Arkansas AG Nixes Casino Ballot Proposal

arkansasLeslie Rutledge, the Attorney General for Arkansas, rejected a proposal to take the issue of casino gambling to the ballots in November this year, saying that the popular name of the casino proposal by Barry Emigh of Hot Springs is misleading and “confusing to the point of being nonsensical.”

According to AG Rutledge, the proposal to allow casino gambling in Arkansas provided very few details, such as who would make up the committee tasked to provide licenses to potential casino operators, and how the said committee would even be created.

Last year, a group in favor of the referendum to allow Arkansans to vote on the future of casino gambling in the state, managed to gain approval for the question to be placed on the 2016 ballots. However, they were quickly disappointed when the State Supreme Court ruled that the question had to be removed from the referendum as it did not provide enough information to voters. The group, Arkansas Wins in 2016, appealed to the Supreme Court to reconsider its ruling but was unsuccessful.

The high court said that the ballot title did not inform locals voters that the measure would violate a federal law prohibiting sports gambling in the state, aka PASPA.

“The voters are entitled to a ballot title that is honest, impartial and intelligible and will give them a fair understanding of the issues presented,” the court wrote in its opinion.

Arkansas Wins 2016 describes itself as “a ballot committee that is advocating for qualification and passage of Issue 5, an amendment to the Arkansas Constitution that would authorize the operation and regulation of up to three new casinos in the State of Arkansas – in Boone County, Miller County, and Washington County.”

In early 2016, Arkansas Wins 2016 struck a deal with Cherokee Nation Entertainment that if state voters approved the introduction of casinos, the group would be allowed to run the Washington County casino.
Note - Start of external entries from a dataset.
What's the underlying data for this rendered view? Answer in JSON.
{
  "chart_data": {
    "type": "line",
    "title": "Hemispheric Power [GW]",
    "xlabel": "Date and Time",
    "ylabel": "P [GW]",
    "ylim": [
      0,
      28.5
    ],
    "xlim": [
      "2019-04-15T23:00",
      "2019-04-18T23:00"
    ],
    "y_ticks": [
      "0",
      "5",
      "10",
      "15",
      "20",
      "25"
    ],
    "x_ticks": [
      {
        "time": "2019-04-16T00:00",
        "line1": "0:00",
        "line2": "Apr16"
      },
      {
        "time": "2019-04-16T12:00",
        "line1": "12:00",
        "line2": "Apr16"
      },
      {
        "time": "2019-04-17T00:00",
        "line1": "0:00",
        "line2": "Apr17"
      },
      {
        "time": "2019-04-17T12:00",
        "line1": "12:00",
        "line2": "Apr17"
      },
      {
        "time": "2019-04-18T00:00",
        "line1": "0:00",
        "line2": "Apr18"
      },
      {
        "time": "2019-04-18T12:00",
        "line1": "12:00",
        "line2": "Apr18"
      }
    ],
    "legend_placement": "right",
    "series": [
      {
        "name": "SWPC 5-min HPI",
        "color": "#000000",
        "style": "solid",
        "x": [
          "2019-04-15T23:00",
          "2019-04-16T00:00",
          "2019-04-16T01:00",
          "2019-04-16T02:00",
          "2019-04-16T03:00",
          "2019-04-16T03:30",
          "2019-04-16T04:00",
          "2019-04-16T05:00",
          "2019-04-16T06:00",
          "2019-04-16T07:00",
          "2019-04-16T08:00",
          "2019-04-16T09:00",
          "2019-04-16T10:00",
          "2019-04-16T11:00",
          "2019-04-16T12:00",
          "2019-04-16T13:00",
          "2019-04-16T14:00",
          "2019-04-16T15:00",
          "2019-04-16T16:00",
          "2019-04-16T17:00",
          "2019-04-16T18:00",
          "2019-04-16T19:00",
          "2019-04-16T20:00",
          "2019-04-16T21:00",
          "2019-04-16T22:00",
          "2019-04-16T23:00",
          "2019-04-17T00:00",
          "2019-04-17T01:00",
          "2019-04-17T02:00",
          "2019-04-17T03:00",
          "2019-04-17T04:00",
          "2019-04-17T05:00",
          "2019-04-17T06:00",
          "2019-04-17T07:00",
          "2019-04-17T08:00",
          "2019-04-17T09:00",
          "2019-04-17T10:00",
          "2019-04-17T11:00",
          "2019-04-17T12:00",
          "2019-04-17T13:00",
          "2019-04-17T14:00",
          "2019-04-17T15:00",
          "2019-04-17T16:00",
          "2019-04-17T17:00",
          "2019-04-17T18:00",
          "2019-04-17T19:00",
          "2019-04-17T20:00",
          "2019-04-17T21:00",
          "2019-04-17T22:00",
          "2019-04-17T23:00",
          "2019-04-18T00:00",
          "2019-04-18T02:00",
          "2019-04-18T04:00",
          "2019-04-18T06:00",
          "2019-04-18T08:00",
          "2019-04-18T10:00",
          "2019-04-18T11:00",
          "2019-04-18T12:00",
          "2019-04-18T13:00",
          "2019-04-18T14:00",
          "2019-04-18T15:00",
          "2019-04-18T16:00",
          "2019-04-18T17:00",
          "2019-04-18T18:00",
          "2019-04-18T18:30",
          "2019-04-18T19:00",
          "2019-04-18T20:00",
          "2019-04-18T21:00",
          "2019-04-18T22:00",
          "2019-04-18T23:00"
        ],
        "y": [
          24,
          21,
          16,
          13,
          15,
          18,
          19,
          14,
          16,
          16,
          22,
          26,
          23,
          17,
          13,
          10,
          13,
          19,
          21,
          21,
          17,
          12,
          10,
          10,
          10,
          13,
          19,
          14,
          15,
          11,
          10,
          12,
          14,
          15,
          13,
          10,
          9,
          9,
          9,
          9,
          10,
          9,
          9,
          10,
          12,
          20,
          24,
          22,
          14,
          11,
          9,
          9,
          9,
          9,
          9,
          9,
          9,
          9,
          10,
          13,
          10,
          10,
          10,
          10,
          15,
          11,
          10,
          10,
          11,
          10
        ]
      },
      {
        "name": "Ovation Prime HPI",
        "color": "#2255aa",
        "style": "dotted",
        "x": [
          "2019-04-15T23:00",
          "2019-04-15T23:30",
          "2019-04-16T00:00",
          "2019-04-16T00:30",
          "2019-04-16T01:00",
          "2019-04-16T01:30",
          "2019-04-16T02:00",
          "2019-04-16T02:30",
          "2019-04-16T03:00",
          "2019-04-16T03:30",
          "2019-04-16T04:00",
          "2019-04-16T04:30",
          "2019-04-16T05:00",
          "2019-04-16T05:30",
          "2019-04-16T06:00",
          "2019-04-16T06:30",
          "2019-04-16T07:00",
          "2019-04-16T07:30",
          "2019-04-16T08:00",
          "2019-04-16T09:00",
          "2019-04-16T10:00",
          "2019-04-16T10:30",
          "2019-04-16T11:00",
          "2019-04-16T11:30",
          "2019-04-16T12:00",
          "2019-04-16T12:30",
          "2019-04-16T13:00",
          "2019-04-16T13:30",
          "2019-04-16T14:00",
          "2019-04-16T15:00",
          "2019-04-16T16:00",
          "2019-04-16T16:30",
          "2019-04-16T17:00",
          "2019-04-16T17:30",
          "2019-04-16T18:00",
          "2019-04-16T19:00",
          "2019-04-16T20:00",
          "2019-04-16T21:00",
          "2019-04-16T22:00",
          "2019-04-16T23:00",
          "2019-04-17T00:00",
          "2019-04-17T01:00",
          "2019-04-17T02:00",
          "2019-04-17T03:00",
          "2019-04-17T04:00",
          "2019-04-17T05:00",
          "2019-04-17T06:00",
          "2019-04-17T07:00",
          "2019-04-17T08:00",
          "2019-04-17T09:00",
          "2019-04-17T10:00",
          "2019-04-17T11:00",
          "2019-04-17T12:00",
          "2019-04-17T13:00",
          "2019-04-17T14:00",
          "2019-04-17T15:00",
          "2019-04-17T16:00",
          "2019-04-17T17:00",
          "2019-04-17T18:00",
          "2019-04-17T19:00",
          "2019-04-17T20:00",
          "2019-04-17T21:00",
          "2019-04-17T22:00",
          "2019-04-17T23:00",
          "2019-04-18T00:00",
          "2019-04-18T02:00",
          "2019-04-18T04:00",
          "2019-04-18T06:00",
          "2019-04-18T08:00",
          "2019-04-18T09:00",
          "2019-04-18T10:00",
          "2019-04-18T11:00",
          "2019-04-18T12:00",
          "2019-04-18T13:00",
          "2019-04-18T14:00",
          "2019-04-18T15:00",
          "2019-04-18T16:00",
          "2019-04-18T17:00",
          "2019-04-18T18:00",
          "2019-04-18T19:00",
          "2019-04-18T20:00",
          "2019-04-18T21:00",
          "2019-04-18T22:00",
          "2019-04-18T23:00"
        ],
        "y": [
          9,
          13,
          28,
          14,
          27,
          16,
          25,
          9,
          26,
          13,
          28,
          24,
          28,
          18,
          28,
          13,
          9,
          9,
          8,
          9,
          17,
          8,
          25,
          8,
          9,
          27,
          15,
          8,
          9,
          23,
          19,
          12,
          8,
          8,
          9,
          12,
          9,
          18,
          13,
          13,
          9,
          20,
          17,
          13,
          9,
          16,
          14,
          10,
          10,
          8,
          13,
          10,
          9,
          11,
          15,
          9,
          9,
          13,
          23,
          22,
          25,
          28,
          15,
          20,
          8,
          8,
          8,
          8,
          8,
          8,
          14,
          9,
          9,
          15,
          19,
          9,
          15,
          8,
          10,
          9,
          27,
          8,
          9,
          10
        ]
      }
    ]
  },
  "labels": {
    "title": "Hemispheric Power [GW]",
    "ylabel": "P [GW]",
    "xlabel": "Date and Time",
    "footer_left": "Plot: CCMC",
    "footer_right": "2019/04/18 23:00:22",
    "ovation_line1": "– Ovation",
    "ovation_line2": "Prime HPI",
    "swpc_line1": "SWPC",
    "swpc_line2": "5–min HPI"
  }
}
As a result, the Cherokee Nation donated more than $1.4 million to the casino campaign.

Robert Coon, speaking after the Supreme Court ruling, said at the time: “It’s a shame that the voters of Arkansas, including the more than 100,000 that signed our petitions, are being denied the opportunity to vote on an amendment that would create thousands of jobs and more than $120 million in new tax revenue for the state and local communities.”